Project MAP: Mapping Data-Flow Graphs to RTL Designs

This project is a compulsory part of the examination for the Implementation of Digital Signal Processing course at the University of Twente. The goals of this project are:

To manually perform scheduling and assignment on a small design.
To apply the theory of data-flow transformations to such a design.
To learn the Arx language for modeling signal processing system at the register-transfer level.
To experiment with both the C++ and VHDL generated from Arx and observe that their behavior is exactly equal.
To actively design in Arx.

Preparation

This project assumes that you are familiar with:

The Arx language as presented in the lectures. An on-line manual of Arx is available at Bibix.
Logic synthesis by means of Synopsys Design Compiler as was performed in project SYN of the System-on-Chip Design course. It is recommended that you refresh your knowledge about the design flow: you should be able to synthesize a given design and interpret the log files generated. Performing post-synthesis simulations are less relevant here.

The Filter

The figure below gives the data-flow graph (DFG) and z-domain description of the filter to be used in this exercise. The DFG represents the so-called direct form II of a second-order infinite impulse response (IIR) filter, also called a digital biquad filter.

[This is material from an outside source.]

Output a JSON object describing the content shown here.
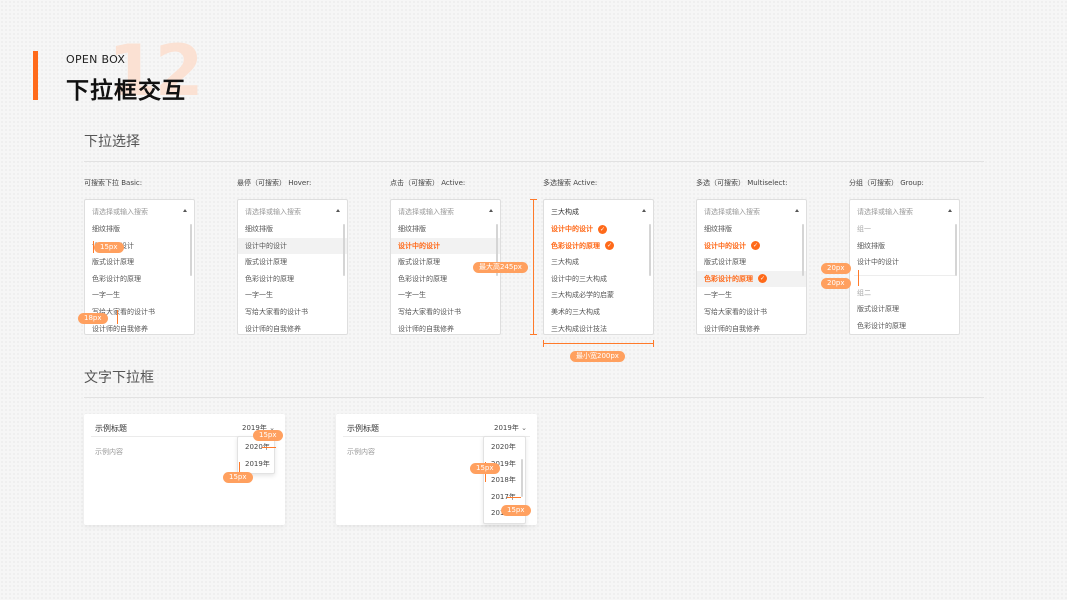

It is actually almost the same DFG as in Figure 12.13 of [Ger99] that you need to study as part of the theory.

The additions in the DFG have been labeled with the letter p (of plus) followed by a digit. The multiplications have similarly been labeled with the letter m followed by a number. b0 to b2 and a1 to a2 are constants representing filter coefficients.

Exercise MAP-1: Rate-Optimal Non-Ovelapped Scheduling

Consider the implementation where adders need one clock cycle and multipliers require two clock cycles to compute their outputs. Both store their results in a register (no chaining of computations).

The schedule will be non-overlapping. Replace the delay elements by input-output pairs. How long (in clock cycles) is the critical path? Copy the DFG into your report and illustrate the critical path in the copied graph.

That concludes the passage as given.